Tatsächlich gibt es neue Forschungen, die darauf hinweisen, dass die Barthaare ihren Träger sogar vor einer antibiotikaresistenten Infektion schützen können. Im Jahr 2004 wurde eine Studie im Journal of Hospital Infection veröffentlicht, in der Abstriche aus dem Gesicht von 408 männlichen Arbeitnehmern, mit und ohne Bart, aus dem medizinischen Bereich genommen wurden. Es konnte beobachtet werden, dass Männer, die einen Bart trugen, weniger wahrscheinlich mit dem Methicillin-resistenten Staph aureus (MRSA) kolonisiert waren. MRSA ist eine Gruppe von Bakterien, die gegenüber den meisten Antibiotika resistent ist und eine Hauptursache für nosokomiale Infektionen darstellt.
Für ihre Studie nahmen Dr. Roberts und sein Team Bartabstriche von 20 Männern in den Straßen von London. Mit dem Material aus den Abstrichen konnten die Wissenschaftler mehr als 100 Bakterienstämme über eine Periode von mehr als 4 Wochen züchten. Aus diesen Proben konnte ein Bakterium namens Barnesiella identifiziert werden, das im Dünndarm präsent ist. Das muss jedoch nicht heißen, dass dieses Bakterium aus den Exkrementen stammt.

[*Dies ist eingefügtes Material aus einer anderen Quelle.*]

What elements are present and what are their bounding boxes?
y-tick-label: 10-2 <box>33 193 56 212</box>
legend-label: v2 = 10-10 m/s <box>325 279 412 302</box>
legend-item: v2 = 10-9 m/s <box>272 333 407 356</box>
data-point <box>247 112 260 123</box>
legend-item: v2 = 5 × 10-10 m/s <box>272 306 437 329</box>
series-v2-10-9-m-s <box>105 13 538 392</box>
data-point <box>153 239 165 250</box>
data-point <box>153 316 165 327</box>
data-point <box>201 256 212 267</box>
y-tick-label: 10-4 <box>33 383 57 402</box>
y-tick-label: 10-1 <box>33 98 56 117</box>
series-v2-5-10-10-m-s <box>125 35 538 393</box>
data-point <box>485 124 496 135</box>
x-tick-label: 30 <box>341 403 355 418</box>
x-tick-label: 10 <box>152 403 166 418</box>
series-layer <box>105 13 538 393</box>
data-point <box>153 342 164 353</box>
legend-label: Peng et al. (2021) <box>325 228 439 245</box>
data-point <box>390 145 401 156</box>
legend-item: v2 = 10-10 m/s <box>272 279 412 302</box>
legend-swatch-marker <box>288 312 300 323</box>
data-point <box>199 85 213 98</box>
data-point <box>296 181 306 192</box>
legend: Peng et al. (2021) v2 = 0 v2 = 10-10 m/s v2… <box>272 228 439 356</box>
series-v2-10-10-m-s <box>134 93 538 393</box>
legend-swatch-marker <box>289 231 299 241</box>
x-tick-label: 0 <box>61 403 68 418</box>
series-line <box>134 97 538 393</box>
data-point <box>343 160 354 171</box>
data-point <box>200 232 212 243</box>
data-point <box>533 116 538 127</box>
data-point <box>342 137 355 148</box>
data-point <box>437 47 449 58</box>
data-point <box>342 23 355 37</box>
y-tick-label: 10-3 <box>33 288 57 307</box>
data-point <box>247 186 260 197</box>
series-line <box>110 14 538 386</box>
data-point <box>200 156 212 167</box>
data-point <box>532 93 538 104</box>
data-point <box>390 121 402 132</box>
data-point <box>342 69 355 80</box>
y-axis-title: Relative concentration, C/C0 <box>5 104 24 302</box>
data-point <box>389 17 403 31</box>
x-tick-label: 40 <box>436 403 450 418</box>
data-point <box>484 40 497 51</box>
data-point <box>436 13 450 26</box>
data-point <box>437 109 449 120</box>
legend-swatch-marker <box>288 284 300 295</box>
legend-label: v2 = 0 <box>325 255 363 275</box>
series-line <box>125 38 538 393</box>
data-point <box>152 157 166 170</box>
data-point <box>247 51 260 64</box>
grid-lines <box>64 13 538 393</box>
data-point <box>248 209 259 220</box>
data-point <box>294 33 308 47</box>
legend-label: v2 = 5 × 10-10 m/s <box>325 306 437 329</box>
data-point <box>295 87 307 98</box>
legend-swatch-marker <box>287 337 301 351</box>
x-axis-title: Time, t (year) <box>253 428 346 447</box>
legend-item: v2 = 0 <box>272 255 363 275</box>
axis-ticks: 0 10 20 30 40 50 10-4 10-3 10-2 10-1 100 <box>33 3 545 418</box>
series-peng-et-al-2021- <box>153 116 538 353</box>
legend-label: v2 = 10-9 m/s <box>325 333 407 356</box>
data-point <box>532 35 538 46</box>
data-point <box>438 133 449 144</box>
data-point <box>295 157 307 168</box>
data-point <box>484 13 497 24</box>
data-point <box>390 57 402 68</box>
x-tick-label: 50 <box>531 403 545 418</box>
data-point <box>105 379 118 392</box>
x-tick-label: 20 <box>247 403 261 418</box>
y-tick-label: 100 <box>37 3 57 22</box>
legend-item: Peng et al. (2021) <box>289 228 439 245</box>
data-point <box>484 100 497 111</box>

Als nächstes wurden die Bakterien auf bestimmte Indikatorstämme von antibiotikaresistenten Bakterien getestet. Die Wissenschaftler waren überrascht als sie sehen konnten, dass ein Viertel der Bakterien aus dem Bart der Männer dazu imstande war, die Indikatorstämme zu töten, was nach Aussagen von Dr. Roberts bedeutet, dass die Bakterien selber Antibiotika produzieren. Genauer gesagt, fand das Team ein Bakterium aus den Abstrichen der Bärte, das Staphylococcus epidermidis heißt und resistente Formen von E.coli angreifen und töten konnte.
Nach Aussage der Forscher sei es möglich, dass nur einige Bakterien in der Evolution die Fähigkeit herausselektiert haben, Toxine zu produzieren, die antibiotikaresistente Stämme töten können, sowie auch nur einige Bakterien eine Resistenz gegenüber Medikamenten aufgebaut haben.
“Wenn man sich in einer kompetitiven Umgebung, wie die eines Bartes, befindet, wo es viele andere Bakterien gibt, müssen die Bakterien für Nahrungsmittel und Platz kämpfen, daher produzieren sie Antibiotika”, sagt Dr. Roberts der Zeitung The Daily Mail.
Diese Ergebnisse können Männer beruhigen, die sich Sorgen um die Hygiene ihres Bartes machen.
Es ist jedoch wahrscheinlich, dass es noch eine sehr lange Zeit in Anspruch nehmen wird, bevor man Antibiotika verschreiben wird, die von den Bakterien des Bartes inspiriert worden sind.
Das Produzieren und Testen von neuen Antibiotika ist sehr zeitaufwendig, komplex, teuer und oft ökonomisch nicht vorteilhaft für die großen Pharmakonzerne. Da für Antibiotika-Medikamente eine kurze Anwendungsdauer charakteristisch ist, lässt sich mit Medikamenten, die täglich eingenommen werden müssen, mehr Geld verdienen, was den Pharmaunternehmen durchaus bewusst ist.
Trotzdem sind Dr. Roberts und sein Team enthusiastisch; sie haben ihre Forschung ausgeweitet, um Bakterien zu isolieren, die antibiotikaresistente Stämme töten können.
“Wir haben auch andere Proben von Kindertrampolinen, Kühlschränken und Katzen gesammelt. Derzeit haben wir eine Selektion von ungefähr 50 verschiedenen Bakterien, die mehrere Indikatorstämme abtöten können”, sagt Dr. Roberts und er fügt hinzu, dass zu diesen Indikatorstämmen E.coli, MRSA und Candida albicans gehören.
“Wir fokussieren uns nun darauf, herauszufinden, was genau diese Bakterien produzieren, denn es gibt nur eine kleine Chance, dass es ein neues Antibiotikum ist.”